Home | About | Sematext search-lucene.com search-hadoop.com
 Search Hadoop and all its subprojects:

Switch to Threaded View
HBase, mail # dev - Hadoop real time


Copy link to this message
-
Re: Hadoop real time
Ted Dunning 2011-09-04, 06:31
There are additional off-shoots of Hadoop that can specifically address
real-time needs such as Spark, S4 and Hstreaming.

Most real-time-ish applications come, however, with a 100% uptime guarantee.
 Most simply put, a system that is down and is going to take 10's to 100's
of minutes to come back is going to miss a lot of real-time windows.

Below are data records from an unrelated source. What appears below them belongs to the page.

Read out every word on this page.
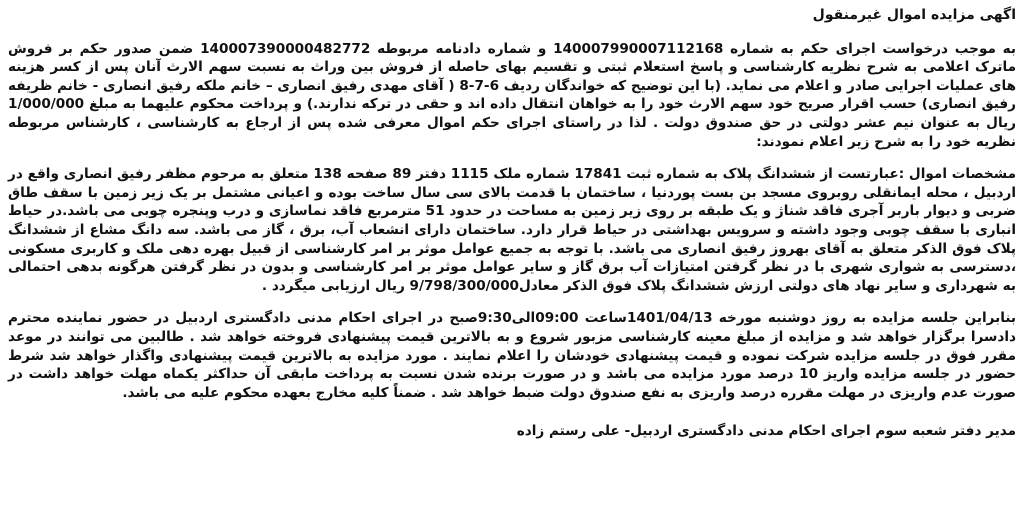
اگهی مزایده اموال غیرمنقول

به موجب درخواست اجرای حکم به شماره 140007990007112168 و شماره دادنامه مربوطه 140007390000482772 ضمن صدور حکم بر فروش ماترک اعلامی به شرح نظریه کارشناسی و پاسخ استعلام ثبتی و تقسیم بهای حاصله از فروش بین وراث به نسبت سهم الارث آنان پس از کسر هزینه های عملیات اجرایی صادر و اعلام می نماید. (با این توضیح که خواندگان ردیف 6-7-8 ( آقای مهدی رفیق انصاری – خانم ملکه رفیق انصاری - خانم ظریفه رفیق انصاری) حسب اقرار صریح خود سهم الارث خود را به خواهان انتقال داده اند و حقی در ترکه ندارند.) و پرداخت محکوم علیهما به مبلغ 1/000/000 ریال به عنوان نیم عشر دولتی در حق صندوق دولت . لذا در راستای اجرای حکم اموال معرفی شده پس از ارجاع به کارشناسی ، کارشناس مربوطه نظریه خود را به شرح زیر اعلام نمودند:

مشخصات اموال :عبارتست از ششدانگ پلاک به شماره ثبت 17841 شماره ملک 1115 دفتر 89 صفحه 138 متعلق به مرحوم مظفر رفیق انصاری واقع در اردبیل ، محله ایمانقلی روبروی مسجد بن بست پوردنیا ، ساختمان با قدمت بالای سی سال ساخت بوده و اعیانی مشتمل بر یک زیر زمین با سقف طاق ضربی و دیوار باربر آجری فاقد شناژ و یک طبقه بر روی زیر زمین به مساحت در حدود 51 مترمربع فاقد نماسازی و درب وپنجره چوبی می باشد.در حیاط انباری با سقف چوبی وجود داشته و سرویس بهداشتی در حیاط قرار دارد. ساختمان دارای انشعاب آب، برق ، گاز می باشد. سه دانگ مشاع از ششدانگ پلاک فوق الذکر متعلق به آقای بهروز رفیق انصاری می باشد. با توجه به جمیع عوامل موثر بر امر کارشناسی از قبیل بهره دهی ملک و کاربری مسکونی ،دسترسی به شواری شهری با در نظر گرفتن امتیازات آب برق گاز و سایر عوامل موثر بر امر کارشناسی و بدون در نظر گرفتن هرگونه بدهی احتمالی به شهرداری و سایر نهاد های دولتی ارزش ششدانگ پلاک فوق الذکر معادل9/798/300/000 ریال ارزیابی میگردد .

بنابراین جلسه مزایده به روز دوشنبه مورخه 1401/04/13ساعت 09:00الی9:30صبح در اجرای احکام مدنی دادگستری اردبیل در حضور نماینده محترم دادسرا برگزار خواهد شد و مزایده از مبلغ معینه کارشناسی مزبور شروع و به بالاترین قیمت پیشنهادی فروخته خواهد شد . طالبین می توانند در موعد مقرر فوق در جلسه مزایده شرکت نموده و قیمت پیشنهادی خودشان را اعلام نمایند . مورد مزایده به بالاترین قیمت پیشنهادی واگذار خواهد شد شرط حضور در جلسه مزایده واریز 10 درصد مورد مزایده می باشد و در صورت برنده شدن نسبت به پرداخت مابقی آن حداکثر یکماه مهلت خواهد داشت در صورت عدم واریزی در مهلت مقرره درصد واریزی به نفع صندوق دولت ضبط خواهد شد . ضمناً کلیه مخارج بعهده محکوم علیه می باشد.

مدیر دفتر شعبه سوم اجرای احکام مدنی دادگستری اردبیل- علی رستم زاده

As such, you may need to investigate derivatives of Hadoop that explicitly
support high availability.

On Sat, Sep 3, 2011 at 11:38 PM, Jacques <[EMAIL PROTECTED]> wrote:

> It is hard to reply to an article that you don't actually reference but
> I'll
> do my best.  Also, you don't define real-time so I'll consider it as being
> something that would come back within 1-2 seconds (e.g. an end user on a
> web
> site is waiting for the info).
>
> >>Can you please tell me why Hadoop is said not to be used for Real time
> processing of data?
>
> There are two different parts to the core  Hadoop project.  Both of these
> are focused more on batch processing by themselves as opposed to real time
> workflows.
> 1. HDFS, a distributed file system that is good at safely managing a large
> quantity of very large files.  Generally speaking, Hadoop is a write once
> file system.  You can't modify the middle of a file after it is written.
>  You also can't append to the end of a file without a special version of
> Hadoop.  Also, you can't tail a file directly as it is being written.  As
> such, it would be hard to use it directly to create a real-time work flow.
>
> 2. MapReduce is a distributed computing framework.  It is used to process
> those large files held on HDFS.  Because of the design of MapReduce, jobs
> usually take at least 10 seconds and typically much longer. This would also
> mean you're looking at batch processing large quantities of data in some
> non-real-time period.
>
> HBase, is a separate, sub-project from the Hadoop project proper.  It is
> built specifically to handle real time loads.  You can insert a row and get
> it back immediately.
>
>  >I was thinking we can replace the DB with Hadoop...I do not  see any
> issue?
>
> HBase can replace many of the functions of existing databases but should be
> used primarily when you need the massive scale it can provide.  You have to
> give up things like transactions and SQL to HBase when compared to
> traditional RDBMS's (Mysql, PostreSQL, etc).  The schema design is very
> different and generally your application must be built with this in mind.
>  You should probably spend some time with the HBase book (
> http://hbase.apache.org/book.html) and looking at your current
> applications
> to determine what kinds of things you would need to do.  Many people
> actually use HBase in parallel with a traditional RDBMS, leveraging the
> strengths of each.
>
> Good luck!
>